If we had said to the Qatari government, `Do you want a young, female, Jewish lawyer on your team?' I'm sure the answer would have been, `No, that won't work,' " says Bill Voge, a partner at law firm Latham & Watkins, recalling one of Michele Penzer's early projects.

Nevertheless, he put the young attorney on the case--the financing of a multibillion-dollar liquefied natural gas project, the first of its kind.

The clients didn't know what to do with her when they met her at the airport. "They weren't accustomed to women coming to the country for business," Mr. Voge says.

Over the next 18 months, Ms. Penzer became an expert on her clients' industry, writing the entire offering memo for their project. But nothing in law school could have prepared her for the cultural side of closing the deal.

"I was sure to wear pantsuits and not to shake anyone's hand," says Ms. Penzer of her first international transaction.

Though Ms. Penzer, the daughter of a spice merchant from Alexandria, Egypt, grew up on Long Island, her upbringing had an international flair that has benefited her over the years. Thanks in part to the fact that French was her first language--her parents are fluent in five--the global aspect of her job came naturally.

"I quickly realized she was a lot smarter than I am," Mr. Voge says. "The Qataris fell in love with her."

Since handling the Qatar project, Ms. Penzer has risen through the ranks of the firm, closing deal after deal. The same confidence and people skills she exhibited on that early transaction helped her make partner at 32.
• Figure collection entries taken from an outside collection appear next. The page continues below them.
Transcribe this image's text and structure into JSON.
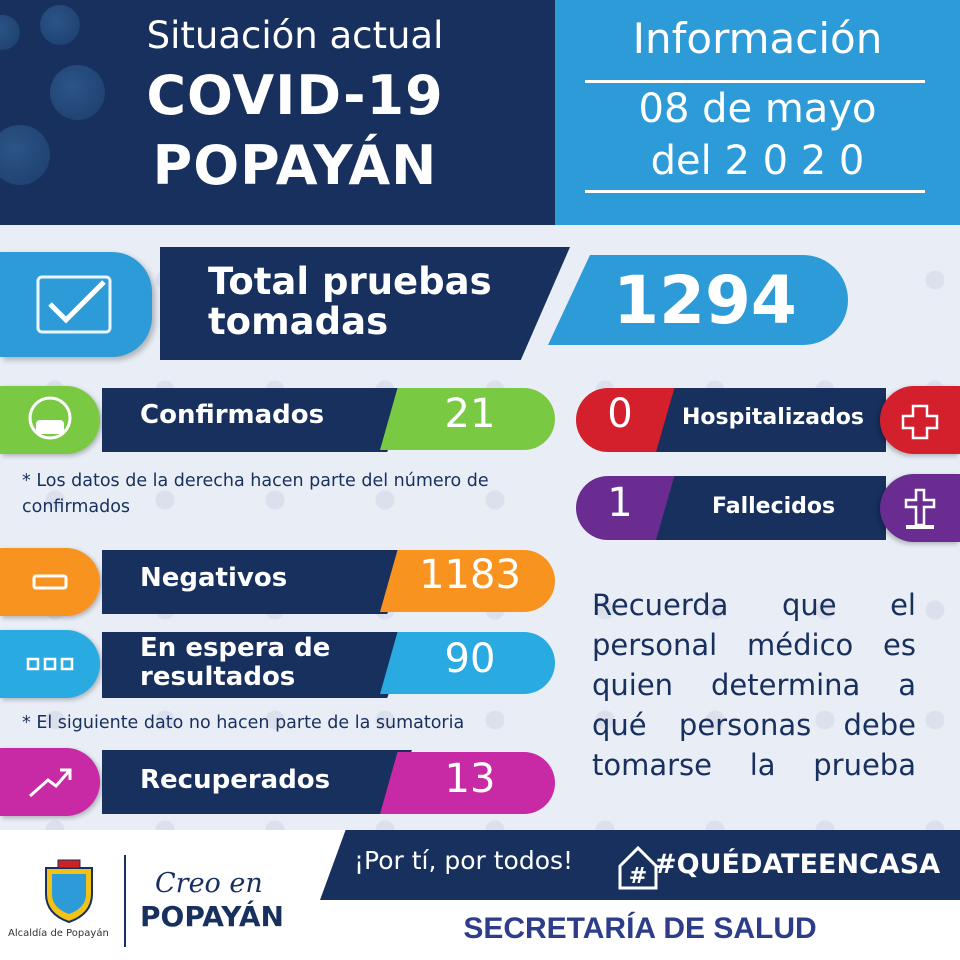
{
  "header": {
    "subtitle": "Situación actual",
    "title_line1": "COVID-19",
    "title_line2": "POPAYÁN",
    "info_title": "Información",
    "date_line1": "08 de mayo",
    "date_line2": "del 2 0 2 0"
  },
  "total": {
    "label_line1": "Total pruebas",
    "label_line2": "tomadas",
    "value": "1294",
    "icon": "check-icon",
    "color": "#2d9bd8"
  },
  "confirmados": {
    "label": "Confirmados",
    "value": "21",
    "icon": "mask-face-icon",
    "color": "#7ac943"
  },
  "note1": "* Los datos de la derecha hacen parte del número de confirmados",
  "negativos": {
    "label": "Negativos",
    "value": "1183",
    "icon": "minus-icon",
    "color": "#f7931e"
  },
  "espera": {
    "label_line1": "En espera de",
    "label_line2": "resultados",
    "value": "90",
    "icon": "ellipsis-icon",
    "color": "#29abe2"
  },
  "note2": "* El siguiente dato no hacen parte de la sumatoria",
  "recuperados": {
    "label": "Recuperados",
    "value": "13",
    "icon": "trend-up-icon",
    "color": "#c72aa4"
  },
  "hospitalizados": {
    "label": "Hospitalizados",
    "value": "0",
    "icon": "plus-cross-icon",
    "color": "#d4202c"
  },
  "fallecidos": {
    "label": "Fallecidos",
    "value": "1",
    "icon": "cross-grave-icon",
    "color": "#6a2c91"
  },
  "reminder": "Recuerda que el personal médico es quien determina a qué personas debe tomarse la prueba",
  "footer": {
    "slogan": "¡Por tí, por todos!",
    "hashtag": "#QUÉDATEENCASA",
    "secretaria": "SECRETARÍA DE SALUD",
    "creo": "Creo en",
    "popayan": "POPAYÁN",
    "alcaldia": "Alcaldía de Popayán"
  },
  "colors": {
    "navy": "#17305e",
    "blue": "#2d9bd8"
  }
}
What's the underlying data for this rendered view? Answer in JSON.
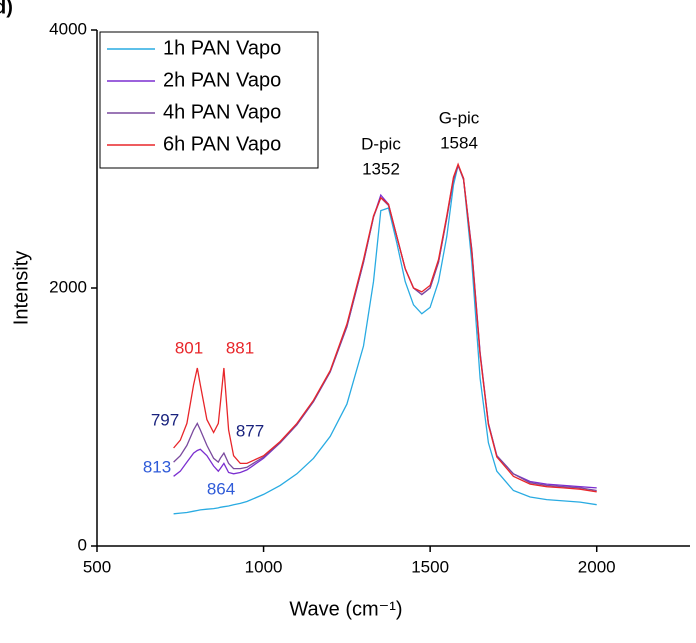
{
  "panel_label": "d)",
  "chart_data": {
    "type": "line",
    "xlabel": "Wave (cm⁻¹)",
    "ylabel": "Intensity",
    "x": [
      730,
      750,
      770,
      790,
      801,
      810,
      830,
      850,
      864,
      870,
      881,
      895,
      910,
      930,
      950,
      1000,
      1050,
      1100,
      1150,
      1200,
      1250,
      1300,
      1330,
      1352,
      1375,
      1400,
      1425,
      1450,
      1475,
      1500,
      1525,
      1550,
      1570,
      1584,
      1600,
      1625,
      1650,
      1675,
      1700,
      1750,
      1800,
      1850,
      1900,
      1950,
      2000
    ],
    "series": [
      {
        "name": "1h PAN Vapo",
        "color": "#29abe2",
        "values": [
          250,
          255,
          260,
          270,
          275,
          280,
          285,
          290,
          295,
          300,
          305,
          310,
          320,
          330,
          345,
          400,
          470,
          560,
          680,
          850,
          1100,
          1550,
          2050,
          2600,
          2620,
          2350,
          2050,
          1870,
          1800,
          1850,
          2050,
          2400,
          2800,
          2950,
          2850,
          2200,
          1300,
          800,
          580,
          430,
          380,
          360,
          350,
          340,
          320
        ]
      },
      {
        "name": "2h PAN Vapo",
        "color": "#7b2fd0",
        "values": [
          540,
          580,
          650,
          720,
          740,
          750,
          700,
          620,
          580,
          600,
          640,
          570,
          560,
          570,
          590,
          680,
          800,
          940,
          1120,
          1350,
          1700,
          2200,
          2550,
          2720,
          2650,
          2400,
          2150,
          2000,
          1950,
          2000,
          2200,
          2550,
          2850,
          2950,
          2850,
          2300,
          1500,
          950,
          700,
          560,
          500,
          480,
          470,
          460,
          450
        ]
      },
      {
        "name": "4h PAN Vapo",
        "color": "#7a4a9e",
        "values": [
          650,
          700,
          780,
          900,
          950,
          900,
          780,
          680,
          650,
          680,
          720,
          640,
          600,
          600,
          610,
          690,
          800,
          940,
          1120,
          1350,
          1700,
          2200,
          2550,
          2700,
          2640,
          2400,
          2150,
          2000,
          1950,
          2000,
          2200,
          2540,
          2840,
          2950,
          2840,
          2290,
          1490,
          950,
          700,
          560,
          490,
          470,
          460,
          450,
          430
        ]
      },
      {
        "name": "6h PAN Vapo",
        "color": "#e8262a",
        "values": [
          760,
          820,
          950,
          1250,
          1380,
          1250,
          980,
          880,
          950,
          1100,
          1380,
          900,
          700,
          640,
          640,
          700,
          810,
          950,
          1130,
          1360,
          1720,
          2220,
          2560,
          2700,
          2650,
          2400,
          2150,
          2000,
          1970,
          2020,
          2220,
          2560,
          2860,
          2960,
          2850,
          2280,
          1480,
          940,
          690,
          540,
          480,
          460,
          450,
          440,
          420
        ]
      }
    ],
    "xlim": [
      500,
      2280
    ],
    "ylim": [
      0,
      4000
    ],
    "xticks": [
      500,
      1000,
      1500,
      2000
    ],
    "yticks": [
      0,
      2000,
      4000
    ],
    "legend": "upper left",
    "annotations": [
      {
        "text": "D-pic",
        "color": "#000000"
      },
      {
        "text": "1352",
        "color": "#000000"
      },
      {
        "text": "G-pic",
        "color": "#000000"
      },
      {
        "text": "1584",
        "color": "#000000"
      },
      {
        "text": "801",
        "color": "#e8262a"
      },
      {
        "text": "881",
        "color": "#e8262a"
      },
      {
        "text": "797",
        "color": "#1a237e"
      },
      {
        "text": "877",
        "color": "#1a237e"
      },
      {
        "text": "813",
        "color": "#2f5bd8"
      },
      {
        "text": "864",
        "color": "#2f5bd8"
      }
    ]
  }
}
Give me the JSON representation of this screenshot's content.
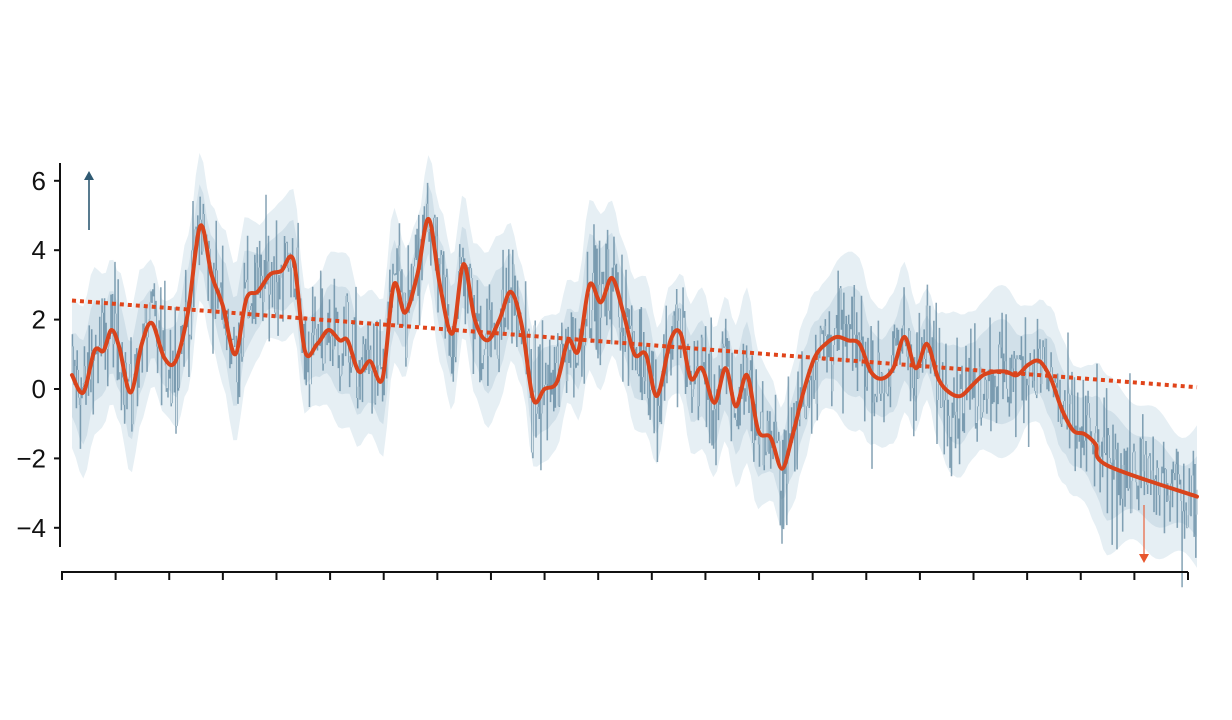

At 36, she became the youngest attorney and the first woman to be elected to the executive committee, the seven-member board governing Latham & Watkins--the No. 2 firm in the country in 2005 when ranked by revenues. The election came as quite a surprise to Ms. Penzer, who went to law school only as a delaying tactic after graduating from Harvard.

"It seemed like a good thing to do while I figured out what to do next," she says.